How should rheumatologists expect secukinumab to perform in daily clinical practice? In the 181 ankylosing spoindylitis patients who completed 52 weeks in the MEASURE 2 extension study, 74% of those on secukinumab at 150 mg had an ASAS 20 response. In both trials, the secukinumab side effect profile was “reasonably clean,” in Dr. Ruderman’s view, with serious adverse events that were similar to placebo.

Serial MRI scans showed rapid resolution of bone marrow edema and inflammation by 16 weeks, an effect sustained through 52 weeks.

The big unanswered question is whether secukinumab prevents radiographic progression of the disease. Serial cervical and spinal X-rays rated using the modified Stoke Ankylosing Spondylitis Spinal Score showed a mean increase of just 0.30 points at 2 years from a baseline of 10.22, with 80% of patients demonstrating no change over time. But there were no untreated controls for comparison in this analysis, so it’s not possible to say whether the drug actually slowed disease progression or that’s the natural history of disease in those subjects, Dr. Ruderman noted.

Effect of NSAID dosing frequency on progression

On the topic of preventing radiographic progression in ankylosing spondylitis, the rheumatologist highlighted a prospective study presented at last year’s EULAR meeting and published online last summer ( Ann Rheum Dis. 2015 Aug 4. doi: 10.1136/annrheumdis-2015-207897 ) that demonstrated that continuous use of diclofenac didn’t do any better at preventing radiographic spinal disease progression than on-demand use of the nonsteroidal anti-inflammatory drug (NSAID) over the course of 2 years.

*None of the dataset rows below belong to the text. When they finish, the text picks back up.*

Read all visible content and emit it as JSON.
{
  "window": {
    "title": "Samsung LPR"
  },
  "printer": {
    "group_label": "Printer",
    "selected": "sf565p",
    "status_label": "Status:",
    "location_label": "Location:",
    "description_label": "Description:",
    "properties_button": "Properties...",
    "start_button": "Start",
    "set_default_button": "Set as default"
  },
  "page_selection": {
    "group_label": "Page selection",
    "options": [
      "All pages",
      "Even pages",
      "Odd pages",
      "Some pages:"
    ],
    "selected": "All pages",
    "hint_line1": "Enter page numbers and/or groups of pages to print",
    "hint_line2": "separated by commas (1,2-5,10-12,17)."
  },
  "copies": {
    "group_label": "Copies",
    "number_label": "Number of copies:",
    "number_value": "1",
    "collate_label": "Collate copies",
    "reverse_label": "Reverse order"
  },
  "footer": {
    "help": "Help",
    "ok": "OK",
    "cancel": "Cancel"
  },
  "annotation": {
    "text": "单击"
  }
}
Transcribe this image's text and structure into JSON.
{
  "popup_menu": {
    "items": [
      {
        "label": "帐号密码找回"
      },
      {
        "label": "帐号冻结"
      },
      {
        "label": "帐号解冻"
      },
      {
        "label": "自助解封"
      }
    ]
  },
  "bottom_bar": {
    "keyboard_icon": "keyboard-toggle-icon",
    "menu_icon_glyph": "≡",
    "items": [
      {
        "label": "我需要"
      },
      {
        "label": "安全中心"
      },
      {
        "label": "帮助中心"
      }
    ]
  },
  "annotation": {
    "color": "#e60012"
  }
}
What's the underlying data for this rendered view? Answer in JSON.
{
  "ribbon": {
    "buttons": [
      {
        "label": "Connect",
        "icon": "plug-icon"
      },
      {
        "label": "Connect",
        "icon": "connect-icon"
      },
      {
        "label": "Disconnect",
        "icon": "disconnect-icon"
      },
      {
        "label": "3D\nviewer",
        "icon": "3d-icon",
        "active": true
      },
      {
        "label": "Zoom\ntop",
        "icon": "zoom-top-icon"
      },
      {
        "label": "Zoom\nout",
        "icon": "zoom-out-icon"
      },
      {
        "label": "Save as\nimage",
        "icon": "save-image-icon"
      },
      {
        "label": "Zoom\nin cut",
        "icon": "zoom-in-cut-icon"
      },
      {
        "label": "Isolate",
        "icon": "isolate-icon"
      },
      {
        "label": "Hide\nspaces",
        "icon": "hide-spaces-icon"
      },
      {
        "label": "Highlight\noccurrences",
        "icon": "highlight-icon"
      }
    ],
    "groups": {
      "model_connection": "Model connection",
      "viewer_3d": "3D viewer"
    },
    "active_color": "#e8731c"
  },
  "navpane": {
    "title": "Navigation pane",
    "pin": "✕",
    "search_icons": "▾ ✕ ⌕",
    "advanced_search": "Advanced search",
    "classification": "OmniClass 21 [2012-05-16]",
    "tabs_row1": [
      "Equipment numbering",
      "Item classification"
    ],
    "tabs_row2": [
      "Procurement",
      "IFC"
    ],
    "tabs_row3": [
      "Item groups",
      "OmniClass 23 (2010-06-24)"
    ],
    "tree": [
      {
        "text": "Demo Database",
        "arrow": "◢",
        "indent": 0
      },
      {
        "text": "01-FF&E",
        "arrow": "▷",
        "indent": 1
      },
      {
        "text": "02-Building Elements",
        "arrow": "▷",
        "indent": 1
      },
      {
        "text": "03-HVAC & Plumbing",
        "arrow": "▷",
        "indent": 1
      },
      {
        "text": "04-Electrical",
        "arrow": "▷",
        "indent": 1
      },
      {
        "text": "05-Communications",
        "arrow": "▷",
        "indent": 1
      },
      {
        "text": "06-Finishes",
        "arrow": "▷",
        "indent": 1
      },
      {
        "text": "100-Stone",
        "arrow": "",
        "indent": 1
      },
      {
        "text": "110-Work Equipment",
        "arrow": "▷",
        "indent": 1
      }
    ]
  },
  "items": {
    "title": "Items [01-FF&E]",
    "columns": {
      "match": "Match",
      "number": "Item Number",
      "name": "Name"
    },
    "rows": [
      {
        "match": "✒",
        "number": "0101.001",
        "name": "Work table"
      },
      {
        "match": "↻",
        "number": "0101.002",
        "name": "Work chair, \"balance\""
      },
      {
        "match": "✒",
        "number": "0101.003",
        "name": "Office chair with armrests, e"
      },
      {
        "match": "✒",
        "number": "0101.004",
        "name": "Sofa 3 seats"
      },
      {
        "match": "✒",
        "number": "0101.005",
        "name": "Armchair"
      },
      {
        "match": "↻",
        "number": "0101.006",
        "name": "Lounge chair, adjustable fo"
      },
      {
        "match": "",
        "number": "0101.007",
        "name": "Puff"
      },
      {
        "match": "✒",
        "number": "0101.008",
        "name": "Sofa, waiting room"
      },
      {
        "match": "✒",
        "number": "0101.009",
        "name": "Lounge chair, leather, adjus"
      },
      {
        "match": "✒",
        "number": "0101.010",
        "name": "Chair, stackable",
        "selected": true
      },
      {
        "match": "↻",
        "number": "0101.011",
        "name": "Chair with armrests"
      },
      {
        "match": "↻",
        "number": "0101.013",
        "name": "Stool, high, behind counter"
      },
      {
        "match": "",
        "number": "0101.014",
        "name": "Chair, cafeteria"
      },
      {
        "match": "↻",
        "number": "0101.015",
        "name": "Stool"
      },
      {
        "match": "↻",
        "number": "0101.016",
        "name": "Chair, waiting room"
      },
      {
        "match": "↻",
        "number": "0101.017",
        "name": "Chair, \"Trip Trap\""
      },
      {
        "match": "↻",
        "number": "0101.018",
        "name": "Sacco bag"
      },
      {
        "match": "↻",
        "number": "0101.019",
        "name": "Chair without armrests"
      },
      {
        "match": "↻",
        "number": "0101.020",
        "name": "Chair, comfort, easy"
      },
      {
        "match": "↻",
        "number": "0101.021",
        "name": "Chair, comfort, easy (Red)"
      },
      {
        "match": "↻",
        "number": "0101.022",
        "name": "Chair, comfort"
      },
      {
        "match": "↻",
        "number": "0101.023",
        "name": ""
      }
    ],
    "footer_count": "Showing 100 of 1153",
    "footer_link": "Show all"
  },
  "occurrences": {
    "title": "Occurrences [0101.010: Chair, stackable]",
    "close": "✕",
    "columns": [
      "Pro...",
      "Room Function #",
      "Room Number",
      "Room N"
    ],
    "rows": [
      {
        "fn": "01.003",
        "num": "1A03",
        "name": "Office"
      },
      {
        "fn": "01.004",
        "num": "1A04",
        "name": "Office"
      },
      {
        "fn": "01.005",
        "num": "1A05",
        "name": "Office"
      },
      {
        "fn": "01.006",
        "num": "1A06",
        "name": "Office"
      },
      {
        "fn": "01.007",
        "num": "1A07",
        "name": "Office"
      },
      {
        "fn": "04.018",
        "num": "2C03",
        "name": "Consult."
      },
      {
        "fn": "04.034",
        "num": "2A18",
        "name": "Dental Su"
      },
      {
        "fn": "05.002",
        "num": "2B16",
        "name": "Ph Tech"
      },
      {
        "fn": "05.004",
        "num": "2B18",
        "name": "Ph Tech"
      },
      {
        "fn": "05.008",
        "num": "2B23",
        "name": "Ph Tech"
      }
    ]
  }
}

“There’s been a lot of noise in the ankylosing spondylitis community about the potential benefit of NSAIDs in preventing structural progression. Previous information suggested that staying on them continuously actually reduced radiographic progression. This diclofenac study has shaken things up a little. It raises the question of whether there is any added benefit for NSAIDs in terms of structural progression,” he commented.

Current ACR/SAA/SPARTAN guidelines, which predate the study, feature a conditional recommendation that patients with active ankylosing spondylitis stay on continuous NSAID therapy.

Secukinumab is also approved for treatment of psoriasis and psoriatic arthritis.

Dr. Ruderman reported serving as a consultant to and/or receiving research grants from numerous pharmaceutical companies, including Novartis, which markets secukinumab.